ABD’nin Sağ gösterip sol vurma politikası devrede
ABD Türkiye’ye karşı Kürt kozunu kullanarak istediğini yaptırıyor ve Türk devletini bir piyon gibi kullanıyor. ABD tarafından kısmı operasyona izin verilmesinin altında yatan mesaj aslında “Türk devletini istediğim gibi kullanır ve istediğimi elde etmeye çalışırım.” mesajıdır. İkincisi ise YPG ile PKK arasında ayrıştırma yaratarak YPG’nin bulunduğu bölgeleri hakimiyetine alma politikası ile Suriye’deki İran varlığına Kürtleri kullanarak son vermek olduğu gibi, istediğim zaman istediğim yerde operasyona izin verebilir operasyon yapabilirim izlenimi yaratarak istediğini elde etmeye çalışmasıdır.
Daha önce de Türk devletinin Efrin işgalinde ABD aynı pozisyonu sergilemiş ve Türk devletinin saldırılarına destek vermişti. Şu anda yapılmak istenen de budur. ABD ve Türk devletinin ittifakı Kürtler üzerinde geliştiği için istediklerini elde etmek o kadar kolay olamayacaktır.

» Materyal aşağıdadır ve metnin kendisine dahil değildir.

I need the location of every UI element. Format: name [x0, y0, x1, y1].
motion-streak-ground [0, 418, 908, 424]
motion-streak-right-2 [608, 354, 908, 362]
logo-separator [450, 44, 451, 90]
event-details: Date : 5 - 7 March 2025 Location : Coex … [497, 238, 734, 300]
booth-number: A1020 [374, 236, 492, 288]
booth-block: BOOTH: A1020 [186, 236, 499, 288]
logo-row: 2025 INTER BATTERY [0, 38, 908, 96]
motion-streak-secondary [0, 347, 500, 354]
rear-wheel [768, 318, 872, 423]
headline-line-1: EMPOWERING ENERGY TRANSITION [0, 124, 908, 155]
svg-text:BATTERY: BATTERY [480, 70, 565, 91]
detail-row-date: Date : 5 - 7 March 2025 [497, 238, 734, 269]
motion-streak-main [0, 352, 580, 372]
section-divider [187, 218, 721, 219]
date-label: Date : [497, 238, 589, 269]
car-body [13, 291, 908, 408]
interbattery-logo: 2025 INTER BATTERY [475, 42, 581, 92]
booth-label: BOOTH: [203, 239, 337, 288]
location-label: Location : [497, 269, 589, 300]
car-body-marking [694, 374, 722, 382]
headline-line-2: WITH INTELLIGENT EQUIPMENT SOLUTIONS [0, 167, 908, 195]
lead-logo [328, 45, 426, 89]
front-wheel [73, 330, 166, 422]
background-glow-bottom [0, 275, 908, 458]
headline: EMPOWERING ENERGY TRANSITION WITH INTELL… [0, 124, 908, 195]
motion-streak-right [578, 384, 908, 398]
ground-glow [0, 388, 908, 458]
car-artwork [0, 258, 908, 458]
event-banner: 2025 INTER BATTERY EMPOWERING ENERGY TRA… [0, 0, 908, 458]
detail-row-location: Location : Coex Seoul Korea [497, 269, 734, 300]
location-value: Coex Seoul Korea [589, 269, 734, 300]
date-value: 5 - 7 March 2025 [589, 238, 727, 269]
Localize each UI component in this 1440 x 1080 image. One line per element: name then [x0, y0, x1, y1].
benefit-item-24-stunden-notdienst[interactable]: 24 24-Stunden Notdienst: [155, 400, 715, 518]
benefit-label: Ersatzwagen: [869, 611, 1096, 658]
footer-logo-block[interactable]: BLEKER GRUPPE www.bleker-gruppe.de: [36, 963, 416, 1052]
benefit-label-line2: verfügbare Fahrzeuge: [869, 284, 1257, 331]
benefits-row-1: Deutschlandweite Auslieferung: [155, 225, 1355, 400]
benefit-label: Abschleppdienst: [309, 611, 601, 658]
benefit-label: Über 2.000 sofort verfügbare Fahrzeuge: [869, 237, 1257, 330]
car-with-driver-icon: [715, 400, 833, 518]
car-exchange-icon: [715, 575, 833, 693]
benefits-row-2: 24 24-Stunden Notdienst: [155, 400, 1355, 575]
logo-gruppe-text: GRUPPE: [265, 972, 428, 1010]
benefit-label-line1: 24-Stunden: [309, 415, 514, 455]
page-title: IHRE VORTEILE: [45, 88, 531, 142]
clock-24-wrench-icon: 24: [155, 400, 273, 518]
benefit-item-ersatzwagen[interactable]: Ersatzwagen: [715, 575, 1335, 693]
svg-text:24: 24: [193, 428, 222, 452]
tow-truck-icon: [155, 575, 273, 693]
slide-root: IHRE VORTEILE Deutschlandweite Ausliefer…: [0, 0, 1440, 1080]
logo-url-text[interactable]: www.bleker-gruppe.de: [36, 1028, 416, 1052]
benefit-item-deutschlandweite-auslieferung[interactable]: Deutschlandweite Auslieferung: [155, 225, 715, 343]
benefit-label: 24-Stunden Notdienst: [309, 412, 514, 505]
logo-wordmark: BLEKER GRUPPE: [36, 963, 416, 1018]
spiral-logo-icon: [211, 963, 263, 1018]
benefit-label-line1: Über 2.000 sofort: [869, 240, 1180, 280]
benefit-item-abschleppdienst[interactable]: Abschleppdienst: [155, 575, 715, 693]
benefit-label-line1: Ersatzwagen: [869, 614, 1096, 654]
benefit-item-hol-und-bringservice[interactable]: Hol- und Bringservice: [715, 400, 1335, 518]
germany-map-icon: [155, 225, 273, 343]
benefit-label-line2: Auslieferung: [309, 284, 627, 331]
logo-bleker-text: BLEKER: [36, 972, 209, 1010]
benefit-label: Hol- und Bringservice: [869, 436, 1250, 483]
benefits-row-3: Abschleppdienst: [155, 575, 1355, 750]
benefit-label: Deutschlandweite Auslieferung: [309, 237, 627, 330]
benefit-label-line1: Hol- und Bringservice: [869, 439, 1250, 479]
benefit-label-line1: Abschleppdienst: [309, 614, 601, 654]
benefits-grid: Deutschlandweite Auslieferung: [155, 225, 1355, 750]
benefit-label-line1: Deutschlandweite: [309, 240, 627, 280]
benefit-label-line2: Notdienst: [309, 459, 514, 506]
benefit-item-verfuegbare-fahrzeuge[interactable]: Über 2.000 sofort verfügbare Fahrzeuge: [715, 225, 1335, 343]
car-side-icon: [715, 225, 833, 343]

Efrin her ne kadar ABD, Rusya ve Türk devletinin işbirliğiyle işgal edilmiş olsa da Kürt halkı kendi direnişlerinden vazgeçmedi. Bu doğrultuda yapılacak saldırılara karşı “Kuzey ve Doğu Suriye Özerk Yönetimi Yürütme Meclisi olarak, Erdoğan’ın bölgelerimize yönelik düşmanca açıklamasını ve tehditlerini kınıyoruz. Erdoğan, Suriye krizinin başından beri Misak-ı Milli sınırlarına dönebilmek için Suriye topraklarının bir kısmını Türkiye topraklarına katma çabası içerisindedir. Erdoğan’ın hedefi yalnızca Kuzey ve Doğu Suriye değil, Suriye toprak bütünlüğüdür” açıklaması Kürtlere yapılacak saldıralara karşı büyük bir direnişle cevap verileceğinin cevabıdır. Bu güne kadar Kürtler, yapılan bütün saldırıları boşa çıkartarak başta Türk devleti olmak üzere dış güçlere cevap niteliğinde direnişler sergilemiştir.